Bayern regt eine Verfassungsänderung an, damit künftig auch die Länder von ähnlichen Fällen wie den UMTS-Milliarden profitieren können.

dpa MÜNCHEN. Bayern erwägt nach dem Scheitern der UMTS-Klage vor dem Bundesverfassungsgericht einen Vorstoß zur Änderung des Grundgesetzes. Ziel sei es, im Wege der Verfassungsänderung die Belange von Ländern und Gemeinden für künftige vergleichbare Fälle zu verbessern, teilte das bayerische Finanzministerium am Donnerstag mit.

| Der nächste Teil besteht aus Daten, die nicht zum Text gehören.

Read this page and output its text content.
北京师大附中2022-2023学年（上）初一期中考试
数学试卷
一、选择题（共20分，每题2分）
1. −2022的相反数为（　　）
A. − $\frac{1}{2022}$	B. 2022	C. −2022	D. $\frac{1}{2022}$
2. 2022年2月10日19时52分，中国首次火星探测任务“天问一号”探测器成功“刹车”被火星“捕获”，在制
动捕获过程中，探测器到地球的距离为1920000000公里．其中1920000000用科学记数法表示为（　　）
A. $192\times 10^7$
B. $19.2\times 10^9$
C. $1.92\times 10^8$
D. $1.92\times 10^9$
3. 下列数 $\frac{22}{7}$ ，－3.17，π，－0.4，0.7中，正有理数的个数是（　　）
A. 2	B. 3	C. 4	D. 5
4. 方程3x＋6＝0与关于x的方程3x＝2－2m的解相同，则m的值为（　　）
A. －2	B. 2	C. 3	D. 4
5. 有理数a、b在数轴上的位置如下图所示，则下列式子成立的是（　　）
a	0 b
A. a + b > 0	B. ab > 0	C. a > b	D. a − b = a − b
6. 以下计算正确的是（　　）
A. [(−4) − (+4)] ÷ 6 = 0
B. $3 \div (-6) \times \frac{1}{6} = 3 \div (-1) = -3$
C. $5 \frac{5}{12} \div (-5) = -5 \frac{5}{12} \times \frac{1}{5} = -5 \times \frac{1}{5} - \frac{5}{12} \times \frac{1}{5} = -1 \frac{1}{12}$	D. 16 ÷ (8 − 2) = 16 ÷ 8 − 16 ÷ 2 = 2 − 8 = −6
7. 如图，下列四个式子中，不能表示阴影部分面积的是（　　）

Der Bund habe 50 Milliarden Euro Sondereinnahmen, die Länder dagegen 14 Milliarden Euro Steuerausfälle, sagte Staatskanzlei-Chef Erwin Huber (CSU). Der Freistaat werde das Thema Sondereinnahmen auch in die Gespräche mit dem Bund über die Gemeindefinanzreform einbringen. Auch Hessen wertete das Urteil als Anstoß für eine Reform. "Das Bundesverfassungsgericht hat den Ball an die Politik zurückgespielt", sagte Finanzstaatssekretär Wolfgang Rückert.

Rheinland-Pfalz, Mecklenburg-Vorpommern und Berlin hatten eine Niederlage der Länder in Karlsruhe erwartet und sich deshalb dem Verfahren nicht angeschlossen. Der Mainzer Finanzminister Gernot Mittler (SPD) nannte das Urteil akzeptabel, aber "wirtschaftlich völlig unbefriedigend". Ein Sprecher des Berliner Finanzsenators Thilo Sarrazin (SPD) fügte hinzu: "Ein warmer Geldsegen in der derzeitigen Finanzsituation hätte uns natürlich gut getan."